38La seconde forme de transaction est l’échange que les économistes caractérisent par le principe d’équivalence entre des participants anonymes et égaux, guidé par l’intérêt monétaire. Mais cette conception économiste de l’échange où prédomine l’équivalence réduit la socialité. C’est ainsi particulièrement ce principe d’équivalence que Graeber discute à partir de la fable du troc chez Smith (Graeber, 2011). Cette fable du troc vise à inscrire l’échange et l’équivalence dans la nature humaine et à produire une explication univoque de l’émergence de la monnaie. Graeber défend que dans les sociétés primitives les relations d’échange de biens ou de services ont souvent été réglées par des liens de crédit mutuels étalés dans le temps, à l’échelle de la communauté. Elles ne faisaient pas l’objet de mesures d’équivalence précises mais plutôt de comparaisons ordinales conventionnelles. Dans ces sociétés, l’échange ne se distingue pas nettement du don et peut parfois se manifester par une surenchère plutôt que par un calcul d’équivalence. Par exemple, « lorsqu’il s’agit … d’échanges où les objets circulent dans les deux sens et reflètent et réorganisent les relations entre les gens – la concurrence a tendance à fonctionner dans l’autre sens, comme un concours de générosité, où les gens montrent qui peut donner le plus » (Graeber, 2007, 71). Cette concurrence peut aussi intervenir dans la société contemporaine, dans la philanthropie par exemple (Benhamou et Moureau, 2022). Ensuite, si l’échange commercial est censé être impersonnel et égalitaire, se réduisant à une simple comparaison de la valeur de deux objets, l’anthropologie montre au contraire qu’une forme de socialité est souvent essentielle pour réaliser une transaction, ce dont une partie des économistes convient en soulignant le rôle de la confiance. L’échange, quand il s’inscrit dans la logique intertemporelle du don contre don, ne peut être expliqué par le seul principe de la recherche d’un meilleur rapport qualité-prix, un lien sujet-objet, mais par un lien de nature sociale et très contextuelle. En revanche, ce qui distingue l’échange dans les sociétés modernes est qu’il donne la possibilité de clore les transactions, de régler une dette et de mettre fin aux relations sociales.

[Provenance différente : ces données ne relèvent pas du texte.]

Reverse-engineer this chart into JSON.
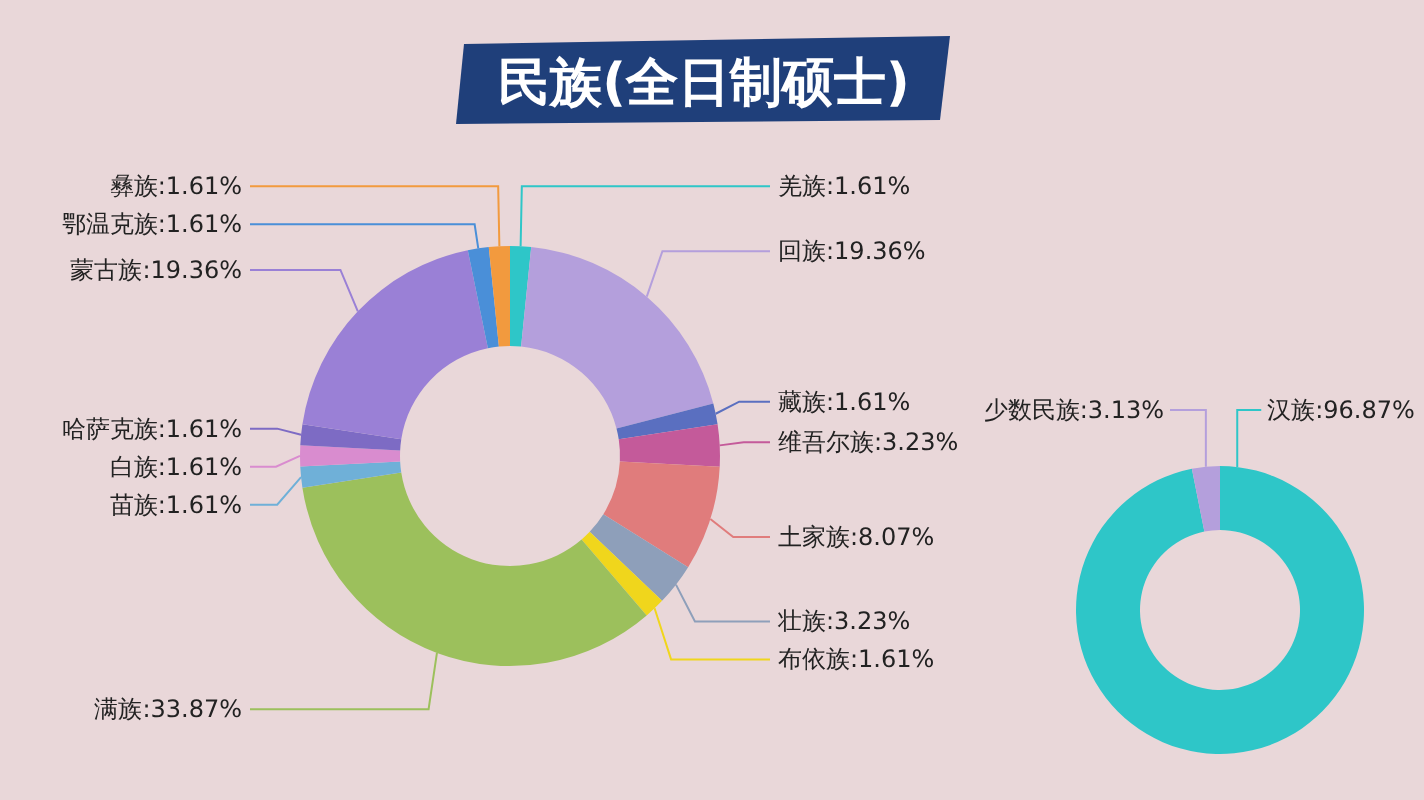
{
  "chart_data": [
    {
      "type": "donut",
      "title": "民族(全日制硕士)",
      "categories": [
        "羌族",
        "回族",
        "藏族",
        "维吾尔族",
        "土家族",
        "壮族",
        "布依族",
        "满族",
        "苗族",
        "白族",
        "哈萨克族",
        "蒙古族",
        "鄂温克族",
        "彝族"
      ],
      "values": [
        1.61,
        19.36,
        1.61,
        3.23,
        8.07,
        3.23,
        1.61,
        33.87,
        1.61,
        1.61,
        1.61,
        19.36,
        1.61,
        1.61
      ],
      "value_labels": [
        "1.61%",
        "19.36%",
        "1.61%",
        "3.23%",
        "8.07%",
        "3.23%",
        "1.61%",
        "33.87%",
        "1.61%",
        "1.61%",
        "1.61%",
        "19.36%",
        "1.61%",
        "1.61%"
      ],
      "colors": [
        "#2ec6c8",
        "#b49fdc",
        "#5a6fc0",
        "#c45a9a",
        "#e07c7c",
        "#8e9fba",
        "#f0d61c",
        "#9cc05c",
        "#6fb0d8",
        "#d98ccf",
        "#7d6bc4",
        "#9a80d6",
        "#4a8fd8",
        "#f29a3e"
      ],
      "legend": false
    },
    {
      "type": "donut",
      "categories": [
        "汉族",
        "少数民族"
      ],
      "values": [
        96.87,
        3.13
      ],
      "value_labels": [
        "96.87%",
        "3.13%"
      ],
      "colors": [
        "#2ec6c8",
        "#b49fdc"
      ],
      "legend": false
    }
  ]
}
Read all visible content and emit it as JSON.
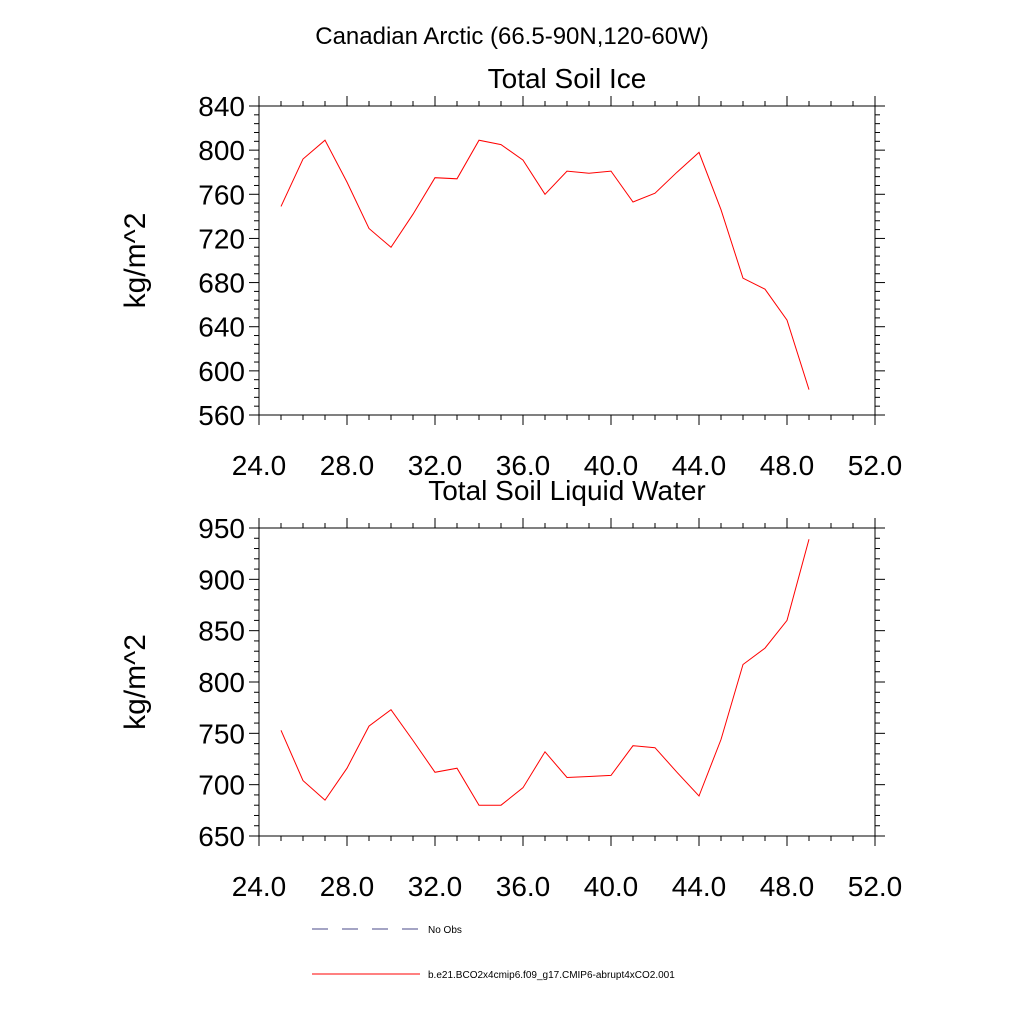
{
  "figure": {
    "title": "Canadian Arctic (66.5-90N,120-60W)"
  },
  "chart_data": [
    {
      "type": "line",
      "title": "Total Soil Ice",
      "xlabel": "",
      "ylabel": "kg/m^2",
      "xlim": [
        24,
        52
      ],
      "ylim": [
        560,
        840
      ],
      "xticks": [
        24,
        28,
        32,
        36,
        40,
        44,
        48,
        52
      ],
      "xtick_labels": [
        "24.0",
        "28.0",
        "32.0",
        "36.0",
        "40.0",
        "44.0",
        "48.0",
        "52.0"
      ],
      "yticks": [
        560,
        600,
        640,
        680,
        720,
        760,
        800,
        840
      ],
      "ytick_labels": [
        "560",
        "600",
        "640",
        "680",
        "720",
        "760",
        "800",
        "840"
      ],
      "series": [
        {
          "name": "b.e21.BCO2x4cmip6.f09_g17.CMIP6-abrupt4xCO2.001",
          "color": "#ff0000",
          "x": [
            25,
            26,
            27,
            28,
            29,
            30,
            31,
            32,
            33,
            34,
            35,
            36,
            37,
            38,
            39,
            40,
            41,
            42,
            43,
            44,
            45,
            46,
            47,
            48,
            49
          ],
          "values": [
            749,
            792,
            809,
            771,
            729,
            712,
            742,
            775,
            774,
            809,
            805,
            791,
            760,
            781,
            779,
            781,
            753,
            761,
            780,
            798,
            746,
            684,
            674,
            646,
            583
          ]
        }
      ]
    },
    {
      "type": "line",
      "title": "Total Soil Liquid Water",
      "xlabel": "",
      "ylabel": "kg/m^2",
      "xlim": [
        24,
        52
      ],
      "ylim": [
        650,
        950
      ],
      "xticks": [
        24,
        28,
        32,
        36,
        40,
        44,
        48,
        52
      ],
      "xtick_labels": [
        "24.0",
        "28.0",
        "32.0",
        "36.0",
        "40.0",
        "44.0",
        "48.0",
        "52.0"
      ],
      "yticks": [
        650,
        700,
        750,
        800,
        850,
        900,
        950
      ],
      "ytick_labels": [
        "650",
        "700",
        "750",
        "800",
        "850",
        "900",
        "950"
      ],
      "series": [
        {
          "name": "b.e21.BCO2x4cmip6.f09_g17.CMIP6-abrupt4xCO2.001",
          "color": "#ff0000",
          "x": [
            25,
            26,
            27,
            28,
            29,
            30,
            31,
            32,
            33,
            34,
            35,
            36,
            37,
            38,
            39,
            40,
            41,
            42,
            43,
            44,
            45,
            46,
            47,
            48,
            49
          ],
          "values": [
            753,
            704,
            685,
            716,
            757,
            773,
            743,
            712,
            716,
            680,
            680,
            697,
            732,
            707,
            708,
            709,
            738,
            736,
            712,
            689,
            744,
            817,
            833,
            860,
            939
          ]
        }
      ]
    }
  ],
  "legend": [
    {
      "label": "No Obs",
      "color": "#4a4a8a",
      "style": "dashed"
    },
    {
      "label": "b.e21.BCO2x4cmip6.f09_g17.CMIP6-abrupt4xCO2.001",
      "color": "#ff0000",
      "style": "solid"
    }
  ]
}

39La troisième forme de transaction est la relation hiérarchique qui intervient entre des parties dont l’une est socialement supérieure à l’autre. Pour Graeber, elles ne sont pas l’effet d’un calcul et ne fonctionnent pas non plus selon le principe de réciprocité. Ces relations entre inférieurs et supérieurs sont plutôt réglées par le principe du précédent ou de la coutume. Pourtant, elles sont souvent également justifiées par la réciprocité ; par exemple dans l’expression « les paysans fournissent la nourriture, les seigneurs assurent la protection ». Il s’agit ici de voiler l’inégalité sous une relation d’équivalence. Pourtant dans ce cas, ce sont des biens incommensurables qui sont échangés. C’est aussi une justification morale qui conduit par exemple les grandes fortunes à des formes ostentatoires et rivales de donations qu’ils préfèrent afficher plutôt que de se voir imposer une redistribution par une plus forte fiscalité.

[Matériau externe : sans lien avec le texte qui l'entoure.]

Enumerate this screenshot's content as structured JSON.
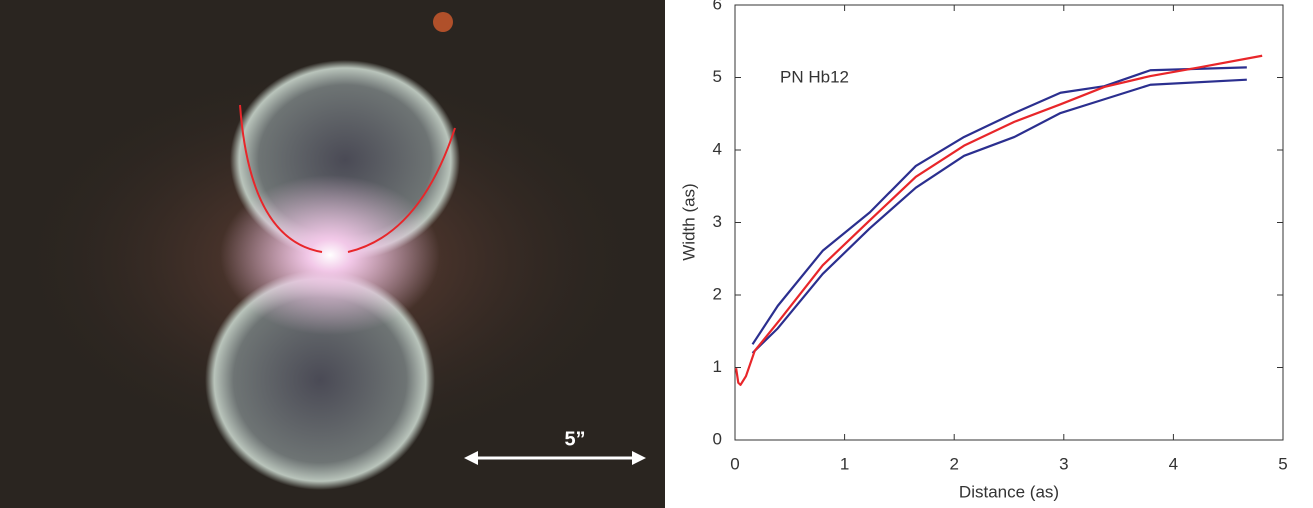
{
  "image_panel": {
    "scale_label": "5”"
  },
  "chart_data": {
    "type": "line",
    "annotation": "PN Hb12",
    "xlabel": "Distance (as)",
    "ylabel": "Width (as)",
    "xlim": [
      0,
      5
    ],
    "ylim": [
      0,
      6
    ],
    "xticks": [
      0,
      1,
      2,
      3,
      4,
      5
    ],
    "yticks": [
      0,
      1,
      2,
      3,
      4,
      5,
      6
    ],
    "grid": false,
    "series": [
      {
        "color": "#2b2f8f",
        "x": [
          0.16,
          0.39,
          0.8,
          1.23,
          1.65,
          2.09,
          2.55,
          2.97,
          3.37,
          3.79,
          4.67
        ],
        "values": [
          1.32,
          1.85,
          2.61,
          3.14,
          3.78,
          4.18,
          4.51,
          4.79,
          4.88,
          5.1,
          5.14
        ]
      },
      {
        "color": "#2b2f8f",
        "x": [
          0.16,
          0.39,
          0.8,
          1.23,
          1.65,
          2.09,
          2.55,
          2.97,
          3.37,
          3.79,
          4.67
        ],
        "values": [
          1.2,
          1.54,
          2.29,
          2.92,
          3.48,
          3.92,
          4.18,
          4.51,
          4.7,
          4.9,
          4.97
        ]
      },
      {
        "color": "#e8262a",
        "x": [
          0.01,
          0.03,
          0.05,
          0.1,
          0.18,
          0.41,
          0.8,
          1.23,
          1.65,
          2.09,
          2.55,
          2.97,
          3.37,
          3.79,
          4.24,
          4.81
        ],
        "values": [
          0.99,
          0.79,
          0.76,
          0.88,
          1.23,
          1.66,
          2.41,
          3.03,
          3.63,
          4.06,
          4.39,
          4.63,
          4.87,
          5.02,
          5.14,
          5.3
        ]
      }
    ]
  }
}
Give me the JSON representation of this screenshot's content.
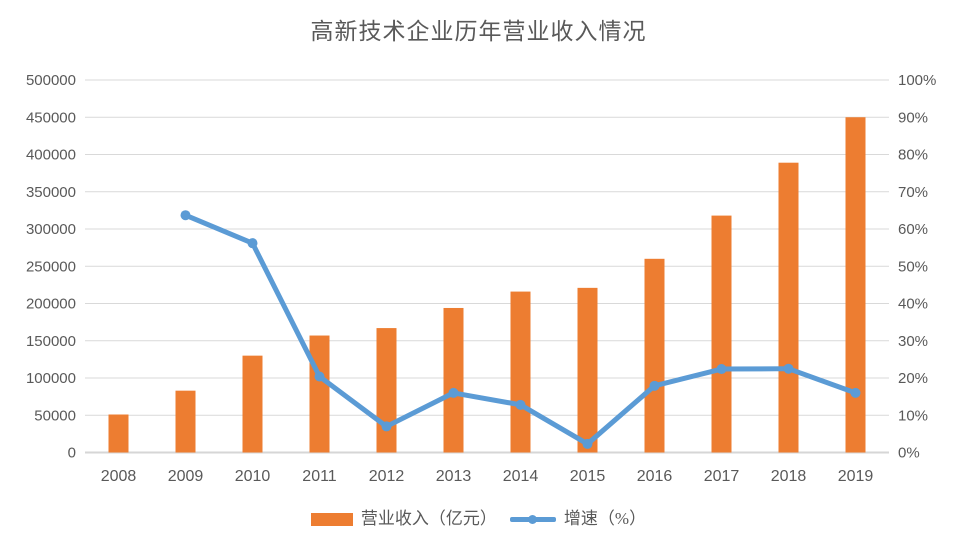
{
  "chart_data": {
    "type": "combo-bar-line",
    "title": "高新技术企业历年营业收入情况",
    "categories": [
      "2008",
      "2009",
      "2010",
      "2011",
      "2012",
      "2013",
      "2014",
      "2015",
      "2016",
      "2017",
      "2018",
      "2019"
    ],
    "series": [
      {
        "name": "营业收入（亿元）",
        "type": "bar",
        "axis": "left",
        "color": "#ED7D31",
        "values": [
          51000,
          83000,
          130000,
          157000,
          167000,
          194000,
          216000,
          221000,
          260000,
          318000,
          389000,
          450000
        ]
      },
      {
        "name": "增速（%）",
        "type": "line",
        "axis": "right",
        "color": "#5B9BD5",
        "values": [
          null,
          63.7,
          56.2,
          20.4,
          7.0,
          16.0,
          12.8,
          2.3,
          17.9,
          22.4,
          22.5,
          16.0
        ]
      }
    ],
    "left_axis": {
      "min": 0,
      "max": 500000,
      "step": 50000,
      "ticks": [
        "0",
        "50000",
        "100000",
        "150000",
        "200000",
        "250000",
        "300000",
        "350000",
        "400000",
        "450000",
        "500000"
      ]
    },
    "right_axis": {
      "min": 0,
      "max": 100,
      "step": 10,
      "ticks": [
        "0%",
        "10%",
        "20%",
        "30%",
        "40%",
        "50%",
        "60%",
        "70%",
        "80%",
        "90%",
        "100%"
      ]
    },
    "grid": true,
    "legend_position": "bottom",
    "colors": {
      "grid": "#D9D9D9",
      "axis_line": "#D6D6D6",
      "text": "#595959",
      "background": "#FFFFFF"
    }
  }
}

40Selon Graeber, on peut dépasser la dichotomie entre l’altruisme et l’égoïsme en envisageant les comportements humains le long d’un spectre allant des actions les plus prédatrices aux plus généreuses – celles qui sont véritablement désintéressées et ne placent pas les bénéficiaires en situation d’endettement – et, ensuite, en considérant que la plupart des transactions se situent entre ces deux formes et de manière intriquée. Il considère par exemple que si les gens s’engagent dans le monde parfois ingrat du travail et de l’activité économique, pour gagner plus que ce qui leur est nécessaire, c’est souvent pour leurs enfants et « pour pouvoir offrir des bières à leurs amis » et s’ils peuvent finalement s’enrichir significativement, cela s’accompagne souvent de donations généreuses pour l’art ou les actions sociales. Ainsi selon lui, dans le cadre des économies d’échange, on peut parfois interpréter le comportement humain comme « une bataille pour avoir le droit de faire le bien » (Graeber, 2014). Inversement dans les économies du don, il n’est pas rare que les cadeaux soient « empoisonnés », c’est le cas des cadeaux faits aux ennemis qui ont clairement pour objet de les humilier.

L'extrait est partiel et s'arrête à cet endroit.